When I was younger, in the late eighties, “matching” was where it was at. I matched my (roll down) socks to my top. And my earrings. And my eye shadow. I loved to match.
The seeds of matching were planted in me young.
Dresses courtesy Marks & Spencer – looks like around 1981/2
I’m the one on the right, with the haircut like a Mario Bros mushroom and the Hello Kitty bag. Please note how my sister and I are some 30 years plus fashion forward, rocking the sandal and sock look.
Somewhere along the way matching lost its credentials. “Too Matchy Matchy” is a scathing fashion insult. Black bag no longer means black shoes. You can clash prints, red & pink, black & navy – the list is endless. The less you match the better. I can no more imagine wearing pink eyeshadow (which is supposed to “wake-up” your eyes in incidentally) because I’m wearing a pink top, than I can imagine wearing 4 different colour roll down stocking socks, 2 on each foot. And yet once upon a time I wore it all. Together.
I tend not to dress my kids in matching clothes either. This is not because I have something against it. It’s more that when you have 4 kids of the same gender, and are passing down clothes, you get sick of them. The last thing you need is for your son to finally grow out of the green Seed t-shirt with the the map print dog, and low and behold, there is the next size up waiting for him. I never want to see those dog t-shirts again. Sorry Seed. They did look quite cute at the time.
But today I went against my grain and bought Master 6 and Baby N matching tracksuit pants.
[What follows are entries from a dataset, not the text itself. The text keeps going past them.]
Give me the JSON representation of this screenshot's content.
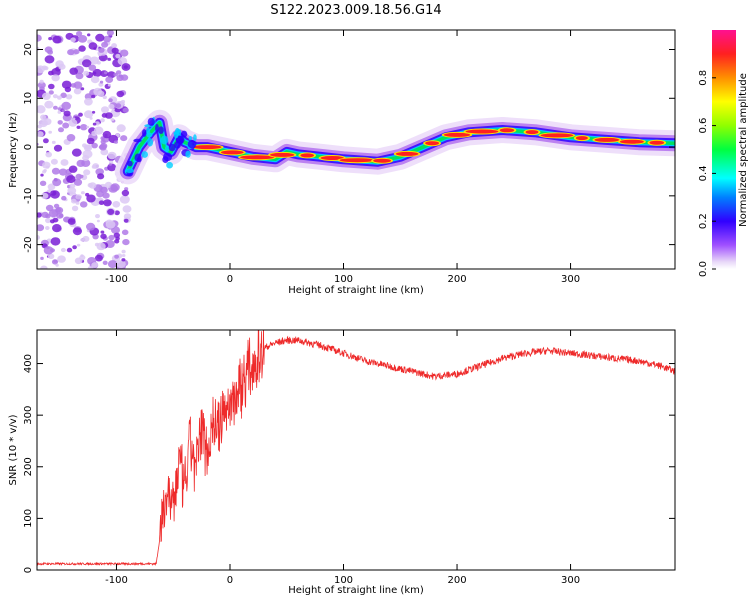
{
  "title": "S122.2023.009.18.56.G14",
  "colors": {
    "snr_line": "#ee2a2a",
    "axis": "#000000",
    "background": "#ffffff"
  },
  "chart_data": [
    {
      "type": "heatmap",
      "xlabel": "Height of straight line (km)",
      "ylabel": "Frequency (Hz)",
      "xlim": [
        -170,
        392
      ],
      "ylim": [
        -25,
        24
      ],
      "xticks": [
        -100,
        0,
        100,
        200,
        300
      ],
      "yticks": [
        -20,
        -10,
        0,
        10,
        20
      ],
      "colorbar": {
        "label": "Normalized spectral amplitude",
        "range": [
          0,
          1
        ],
        "ticks": [
          "0.0",
          "0.2",
          "0.4",
          "0.6",
          "0.8"
        ],
        "tick_values": [
          0,
          0.2,
          0.4,
          0.6,
          0.8
        ]
      },
      "ridge": {
        "x": [
          -90,
          -80,
          -70,
          -62,
          -58,
          -52,
          -45,
          -40,
          -35,
          -30,
          -20,
          0,
          20,
          40,
          50,
          60,
          80,
          100,
          130,
          150,
          170,
          190,
          210,
          240,
          270,
          300,
          330,
          360,
          392
        ],
        "freq": [
          -5,
          0,
          3,
          5,
          0,
          -1,
          2,
          1,
          0.5,
          0,
          0,
          -1,
          -2,
          -2.5,
          -1,
          -1.5,
          -2,
          -2.5,
          -3,
          -2,
          0,
          2,
          3,
          3.5,
          3,
          2,
          1.5,
          1,
          0.8
        ]
      },
      "noise_region": {
        "x": [
          -170,
          -90
        ],
        "freq": [
          -25,
          24
        ]
      }
    },
    {
      "type": "line",
      "xlabel": "Height of straight line (km)",
      "ylabel": "SNR (10 * v/v)",
      "xlim": [
        -170,
        392
      ],
      "ylim": [
        0,
        465
      ],
      "xticks": [
        -100,
        0,
        100,
        200,
        300
      ],
      "yticks": [
        0,
        100,
        200,
        300,
        400
      ],
      "series": [
        {
          "x": [
            -170,
            -100,
            -65,
            -60,
            -55,
            -50,
            -45,
            -40,
            -35,
            -30,
            -25,
            -20,
            -15,
            -10,
            -5,
            0,
            10,
            20,
            30,
            40,
            50,
            60,
            70,
            80,
            100,
            120,
            140,
            160,
            180,
            200,
            220,
            240,
            260,
            280,
            300,
            320,
            340,
            360,
            380,
            392
          ],
          "values": [
            12,
            12,
            12,
            90,
            160,
            120,
            210,
            150,
            250,
            190,
            280,
            230,
            290,
            270,
            310,
            320,
            360,
            400,
            430,
            440,
            445,
            445,
            440,
            435,
            420,
            405,
            395,
            385,
            375,
            380,
            395,
            410,
            420,
            425,
            420,
            415,
            410,
            405,
            395,
            385
          ]
        }
      ]
    }
  ]
}
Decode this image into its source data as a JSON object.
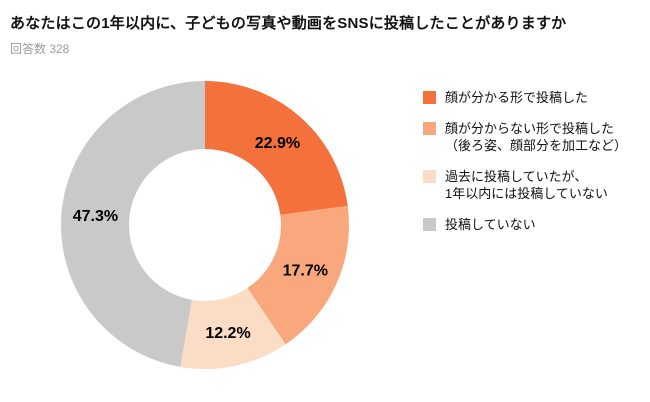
{
  "header": {
    "title": "あなたはこの1年以内に、子どもの写真や動画をSNSに投稿したことがありますか",
    "subtitle": "回答数 328"
  },
  "chart_data": {
    "type": "pie",
    "subtype": "donut",
    "title": "あなたはこの1年以内に、子どもの写真や動画をSNSに投稿したことがありますか",
    "response_count_label": "回答数 328",
    "response_count": 328,
    "start_angle_deg": -90,
    "direction": "clockwise",
    "legend_position": "right",
    "segments": [
      {
        "label": "顔が分かる形で投稿した",
        "value": 22.9,
        "display": "22.9%",
        "color": "#F5713B"
      },
      {
        "label": "顔が分からない形で投稿した\n（後ろ姿、顔部分を加工など）",
        "value": 17.7,
        "display": "17.7%",
        "color": "#F9A87D"
      },
      {
        "label": "過去に投稿していたが、\n1年以内には投稿していない",
        "value": 12.2,
        "display": "12.2%",
        "color": "#FBDCC5"
      },
      {
        "label": "投稿していない",
        "value": 47.3,
        "display": "47.3%",
        "color": "#C9C9C9"
      }
    ]
  }
}
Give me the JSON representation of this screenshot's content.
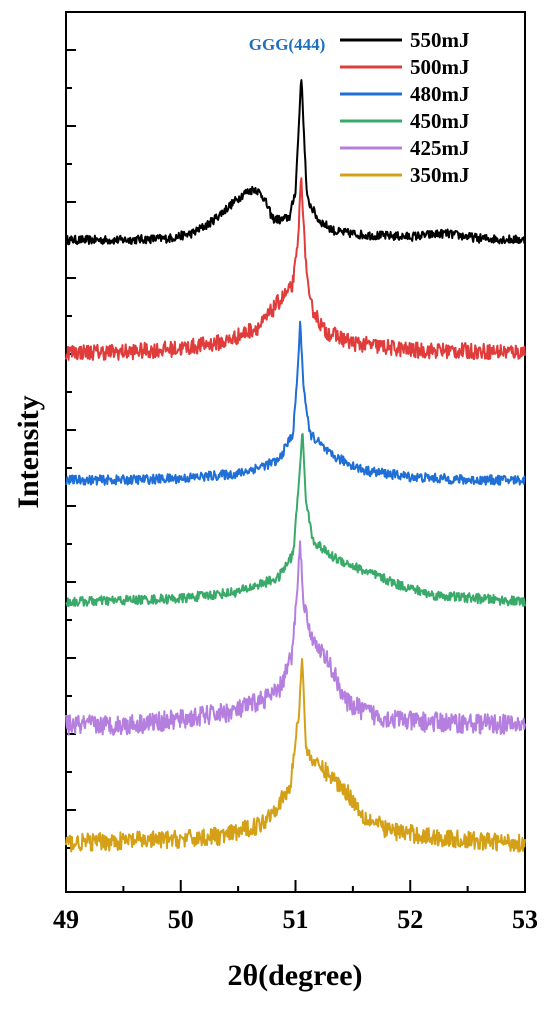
{
  "chart_data": {
    "type": "line",
    "xlabel": "2θ(degree)",
    "ylabel": "Intensity",
    "xlim": [
      49,
      53
    ],
    "x_ticks": [
      49,
      50,
      51,
      52,
      53
    ],
    "x_tick_labels": [
      "49",
      "50",
      "51",
      "52",
      "53"
    ],
    "y_tick_labels_visible": false,
    "grid": false,
    "legend_position": "top-right",
    "annotations": [
      {
        "text": "GGG(444)",
        "x": 51.0,
        "color": "#1f6fbf"
      }
    ],
    "series": [
      {
        "name": "550mJ",
        "color": "#000000",
        "noise": 2.2,
        "points": [
          [
            49.0,
            0
          ],
          [
            49.5,
            0
          ],
          [
            49.9,
            1
          ],
          [
            50.1,
            4
          ],
          [
            50.25,
            10
          ],
          [
            50.4,
            19
          ],
          [
            50.55,
            28
          ],
          [
            50.65,
            31
          ],
          [
            50.72,
            26
          ],
          [
            50.8,
            13
          ],
          [
            50.88,
            12
          ],
          [
            50.95,
            14
          ],
          [
            51.0,
            30
          ],
          [
            51.03,
            70
          ],
          [
            51.05,
            100
          ],
          [
            51.07,
            70
          ],
          [
            51.1,
            25
          ],
          [
            51.2,
            12
          ],
          [
            51.35,
            5
          ],
          [
            51.6,
            3
          ],
          [
            52.0,
            2
          ],
          [
            52.3,
            4
          ],
          [
            52.6,
            1
          ],
          [
            53.0,
            0
          ]
        ]
      },
      {
        "name": "500mJ",
        "color": "#e03c3c",
        "noise": 4,
        "points": [
          [
            49.0,
            0
          ],
          [
            49.5,
            0
          ],
          [
            50.0,
            2
          ],
          [
            50.4,
            6
          ],
          [
            50.7,
            15
          ],
          [
            50.85,
            28
          ],
          [
            50.97,
            36
          ],
          [
            51.02,
            60
          ],
          [
            51.05,
            100
          ],
          [
            51.08,
            60
          ],
          [
            51.12,
            28
          ],
          [
            51.25,
            12
          ],
          [
            51.5,
            5
          ],
          [
            52.0,
            1
          ],
          [
            53.0,
            0
          ]
        ]
      },
      {
        "name": "480mJ",
        "color": "#1f6fd6",
        "noise": 2.4,
        "points": [
          [
            49.0,
            0
          ],
          [
            49.5,
            0
          ],
          [
            50.0,
            1
          ],
          [
            50.5,
            4
          ],
          [
            50.85,
            12
          ],
          [
            50.98,
            30
          ],
          [
            51.02,
            70
          ],
          [
            51.04,
            100
          ],
          [
            51.07,
            60
          ],
          [
            51.12,
            30
          ],
          [
            51.3,
            16
          ],
          [
            51.6,
            6
          ],
          [
            52.0,
            2
          ],
          [
            52.5,
            0
          ],
          [
            53.0,
            0
          ]
        ]
      },
      {
        "name": "450mJ",
        "color": "#3aaa6a",
        "noise": 2.4,
        "points": [
          [
            49.0,
            0
          ],
          [
            49.5,
            1
          ],
          [
            50.0,
            2
          ],
          [
            50.5,
            6
          ],
          [
            50.85,
            14
          ],
          [
            50.98,
            28
          ],
          [
            51.03,
            70
          ],
          [
            51.06,
            100
          ],
          [
            51.09,
            60
          ],
          [
            51.15,
            36
          ],
          [
            51.3,
            27
          ],
          [
            51.6,
            18
          ],
          [
            51.9,
            10
          ],
          [
            52.2,
            4
          ],
          [
            52.6,
            2
          ],
          [
            53.0,
            0
          ]
        ]
      },
      {
        "name": "425mJ",
        "color": "#b57fe0",
        "noise": 5,
        "points": [
          [
            49.0,
            0
          ],
          [
            49.5,
            0
          ],
          [
            50.0,
            3
          ],
          [
            50.5,
            8
          ],
          [
            50.85,
            18
          ],
          [
            50.97,
            38
          ],
          [
            51.02,
            80
          ],
          [
            51.04,
            100
          ],
          [
            51.07,
            68
          ],
          [
            51.14,
            48
          ],
          [
            51.3,
            33
          ],
          [
            51.45,
            12
          ],
          [
            51.7,
            5
          ],
          [
            52.0,
            2
          ],
          [
            53.0,
            0
          ]
        ]
      },
      {
        "name": "350mJ",
        "color": "#d4a017",
        "noise": 4.5,
        "points": [
          [
            49.0,
            0
          ],
          [
            49.5,
            1
          ],
          [
            50.0,
            2
          ],
          [
            50.4,
            4
          ],
          [
            50.7,
            10
          ],
          [
            50.95,
            28
          ],
          [
            51.03,
            70
          ],
          [
            51.06,
            100
          ],
          [
            51.09,
            50
          ],
          [
            51.15,
            44
          ],
          [
            51.3,
            36
          ],
          [
            51.45,
            27
          ],
          [
            51.6,
            14
          ],
          [
            51.8,
            7
          ],
          [
            52.2,
            3
          ],
          [
            52.6,
            1
          ],
          [
            53.0,
            0
          ]
        ]
      }
    ]
  }
}
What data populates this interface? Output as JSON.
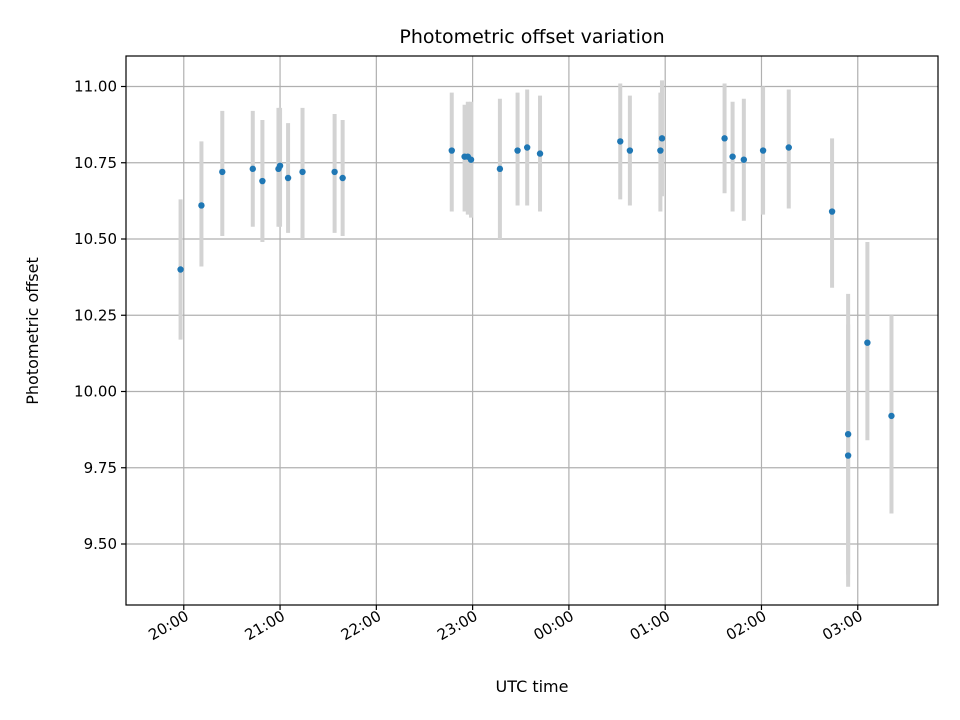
{
  "chart_data": {
    "type": "scatter",
    "title": "Photometric offset variation",
    "xlabel": "UTC time",
    "ylabel": "Photometric offset",
    "x_tick_labels": [
      "20:00",
      "21:00",
      "22:00",
      "23:00",
      "00:00",
      "01:00",
      "02:00",
      "03:00"
    ],
    "x_tick_times": [
      "19:58",
      "20:58",
      "21:58",
      "22:58",
      "23:58",
      "00:58",
      "01:58",
      "02:58"
    ],
    "y_tick_values": [
      9.5,
      9.75,
      10.0,
      10.25,
      10.5,
      10.75,
      11.0
    ],
    "y_tick_labels": [
      "9.50",
      "9.75",
      "10.00",
      "10.25",
      "10.50",
      "10.75",
      "11.00"
    ],
    "xlim": [
      "19:22",
      "03:48"
    ],
    "ylim": [
      9.3,
      11.1
    ],
    "grid": true,
    "colors": {
      "point": "#1f77b4",
      "errorbar": "#d3d3d3",
      "grid": "#b0b0b0"
    },
    "points": [
      {
        "x": "19:56",
        "y": 10.4,
        "lo": 10.17,
        "hi": 10.63
      },
      {
        "x": "20:09",
        "y": 10.61,
        "lo": 10.41,
        "hi": 10.82
      },
      {
        "x": "20:22",
        "y": 10.72,
        "lo": 10.51,
        "hi": 10.92
      },
      {
        "x": "20:41",
        "y": 10.73,
        "lo": 10.54,
        "hi": 10.92
      },
      {
        "x": "20:47",
        "y": 10.69,
        "lo": 10.49,
        "hi": 10.89
      },
      {
        "x": "20:57",
        "y": 10.73,
        "lo": 10.54,
        "hi": 10.93
      },
      {
        "x": "20:58",
        "y": 10.74,
        "lo": 10.54,
        "hi": 10.93
      },
      {
        "x": "21:03",
        "y": 10.7,
        "lo": 10.52,
        "hi": 10.88
      },
      {
        "x": "21:12",
        "y": 10.72,
        "lo": 10.5,
        "hi": 10.93
      },
      {
        "x": "21:32",
        "y": 10.72,
        "lo": 10.52,
        "hi": 10.91
      },
      {
        "x": "21:37",
        "y": 10.7,
        "lo": 10.51,
        "hi": 10.89
      },
      {
        "x": "22:45",
        "y": 10.79,
        "lo": 10.59,
        "hi": 10.98
      },
      {
        "x": "22:53",
        "y": 10.77,
        "lo": 10.59,
        "hi": 10.94
      },
      {
        "x": "22:55",
        "y": 10.77,
        "lo": 10.58,
        "hi": 10.95
      },
      {
        "x": "22:57",
        "y": 10.76,
        "lo": 10.57,
        "hi": 10.95
      },
      {
        "x": "23:15",
        "y": 10.73,
        "lo": 10.5,
        "hi": 10.96
      },
      {
        "x": "23:26",
        "y": 10.79,
        "lo": 10.61,
        "hi": 10.98
      },
      {
        "x": "23:32",
        "y": 10.8,
        "lo": 10.61,
        "hi": 10.99
      },
      {
        "x": "23:40",
        "y": 10.78,
        "lo": 10.59,
        "hi": 10.97
      },
      {
        "x": "00:30",
        "y": 10.82,
        "lo": 10.63,
        "hi": 11.01
      },
      {
        "x": "00:36",
        "y": 10.79,
        "lo": 10.61,
        "hi": 10.97
      },
      {
        "x": "00:55",
        "y": 10.79,
        "lo": 10.59,
        "hi": 10.98
      },
      {
        "x": "00:56",
        "y": 10.83,
        "lo": 10.64,
        "hi": 11.02
      },
      {
        "x": "01:35",
        "y": 10.83,
        "lo": 10.65,
        "hi": 11.01
      },
      {
        "x": "01:40",
        "y": 10.77,
        "lo": 10.59,
        "hi": 10.95
      },
      {
        "x": "01:47",
        "y": 10.76,
        "lo": 10.56,
        "hi": 10.96
      },
      {
        "x": "01:59",
        "y": 10.79,
        "lo": 10.58,
        "hi": 11.0
      },
      {
        "x": "02:15",
        "y": 10.8,
        "lo": 10.6,
        "hi": 10.99
      },
      {
        "x": "02:42",
        "y": 10.59,
        "lo": 10.34,
        "hi": 10.83
      },
      {
        "x": "02:52",
        "y": 9.86,
        "lo": 9.4,
        "hi": 10.32
      },
      {
        "x": "02:52",
        "y": 9.79,
        "lo": 9.36,
        "hi": 10.22
      },
      {
        "x": "03:04",
        "y": 10.16,
        "lo": 9.84,
        "hi": 10.49
      },
      {
        "x": "03:19",
        "y": 9.92,
        "lo": 9.6,
        "hi": 10.25
      }
    ]
  }
}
Both needed a pair, I really liked the print, I didn’t want to spend Baby N’s limited pram
patience hunting for another pair I liked…..and I knew Master N would get a kick out of it. I was right. He is thrilled. It will be 5 years before Baby N wears the size 6 pants – I think that’s
plenty of time for me to forget about them and like them again.
Jack and Milly tracksuit pants from Myer
Unlike my mother, whose motives I assume were intentional (I can’t imagine any other scenario where we could all wind up in the same dress), what I DO tend to do is unintentionally dress myself and my boys matching. I dress myself first; there is a mood that contributes to my choice, or a look i am trying to achieve. When I lay my kids’ clothes out, subconsciously that aesthetic is lodged in my brain. It is embarrassingly not uncommon for people to say to me “oh cute you match!” And I will look at myself and my offspring both dressed in Breton stripes and grey denim and realise, indeed we do.
It happened again this morning, again without me even thinking about it. I put on my long grey Maison Scotch dress, and, to break it up a bit, added my white furry gilet.
I had a few things to do at school (check lost property, uniform shop, visit beloved ex-pre-school teacher) and cogniscent of the apparent SUB ZERO morning temperatures in Dover Heights, I popped a Seed white fluffy bunny (it has ears) snow suit over Baby N’s pyjamas, to keep him cosy in the icy winds. Our school, I swear, is 5 degrees colder than the rest of Sydney. So there we were, both in white faux fur, without me even noticing. Until it was pointed out.
I bought a school jacket too today. For my son. I don’t have as much to say about that, though it is in keeping with the theme. Uniform is about as matchy-matchy as you can get.